The churches which provided this weekly glimpse of the beatific vision were all on the wrong side of town. In Leeds St Bartholomew's, Armley; St Stephen's, in Holbeck; St Mary's, Hunslet - poor parishes all of them: slum parishes, even.There was no patronising Noddy language but the full juice of the fruit: the King James Bible and the Book of Common Prayer. I never heard anyone complain that this was the terminology of elitists. We were all elitists for we knew we had not just the best but something incomparable. Did we understand it? In religion it is never a case of theoretical understanding but of gradually, by habit and use, entering a world. At any rate we knew there is no such thing as profound truth in trashy language.

We were much poorer than most of today's inhabitants of the inner city but we did not think of ourselves as candidates for charity. On the contrary, it was the poor who gave for all they were worth to the church - for the excellent reason that the church and what went on there was the centre and source of all true value.

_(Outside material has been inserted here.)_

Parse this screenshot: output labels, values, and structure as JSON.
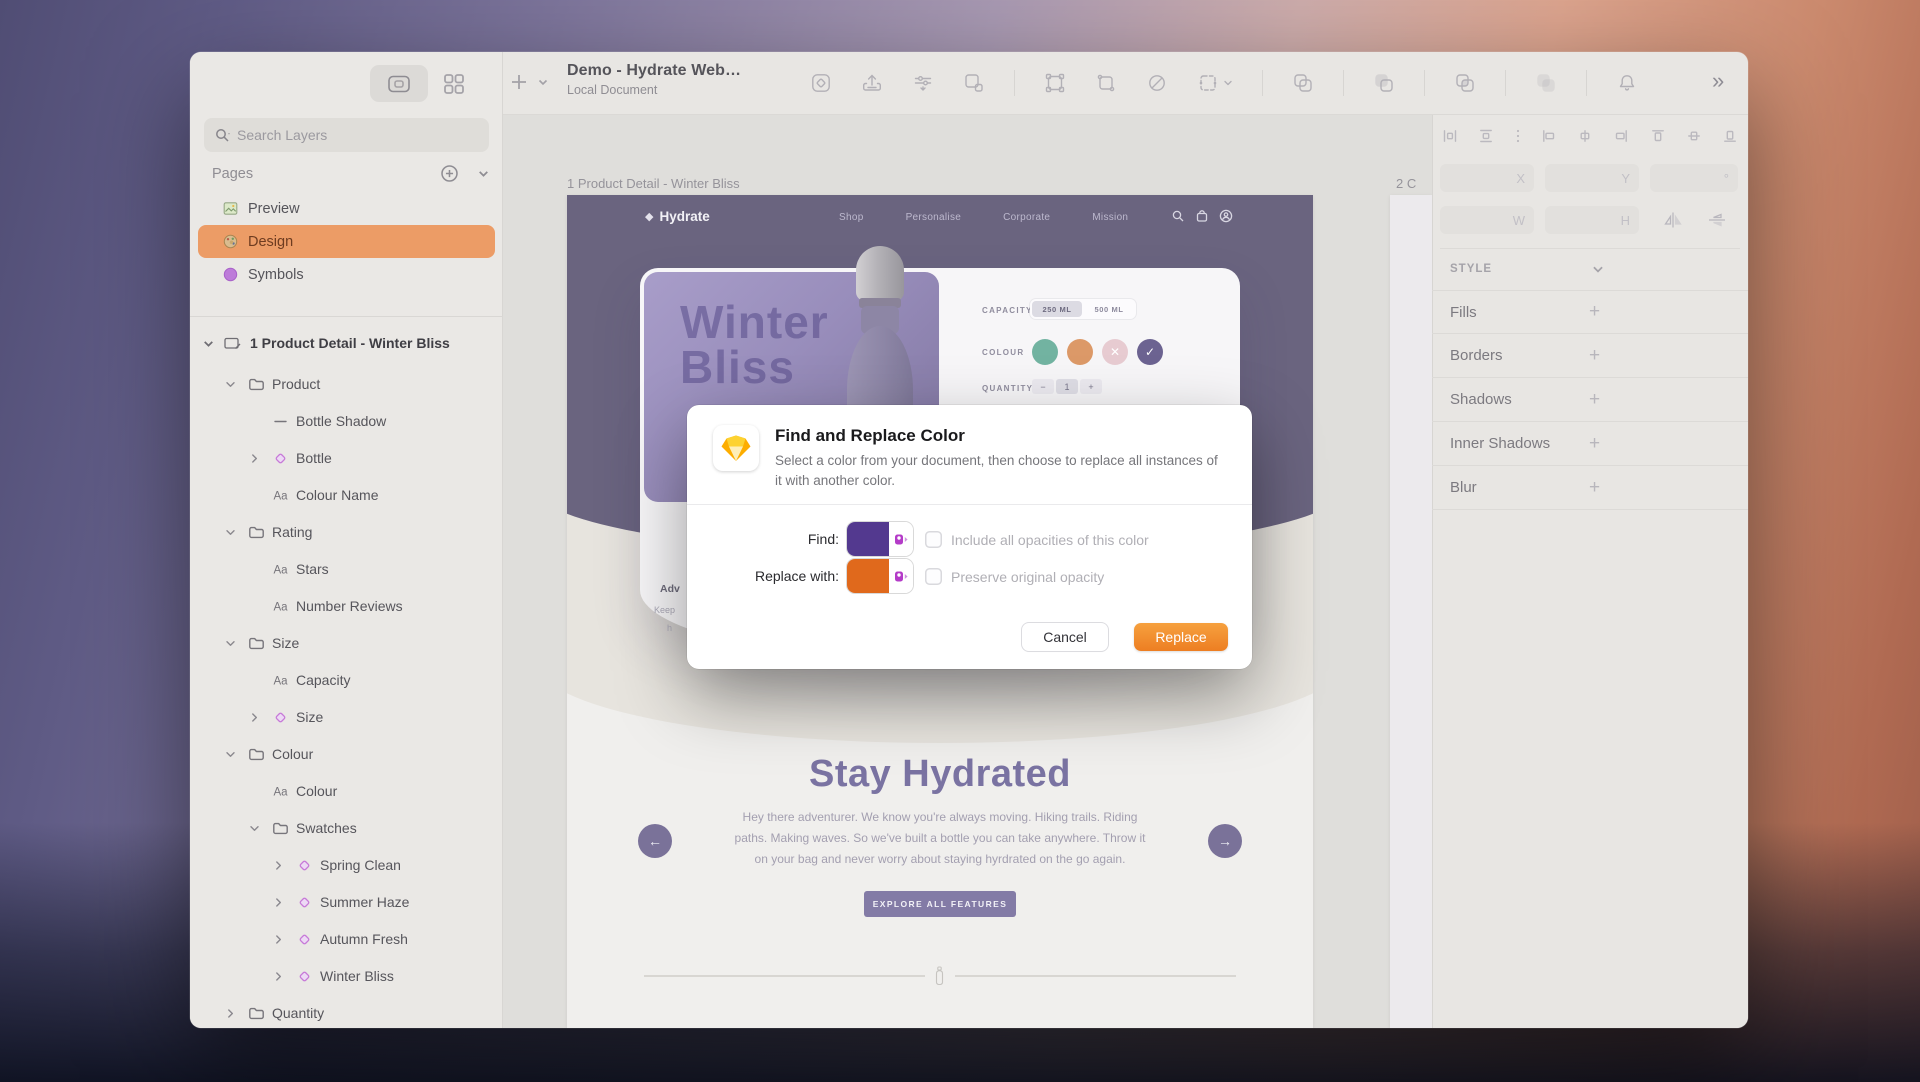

We had pride. We had a centre that was not just a social centre. No one ever asked what it was all for. Unlike today's Church, utilitarianism didn't enter into it. It was not ritual as a sign of something political, a means; but an end in itself. We were every Sunday morning led into the Real Presence. There wasn't much social work, but there was transcendence. We looked up through all that music, light and poetry; and what we looked up to drew us to Himself.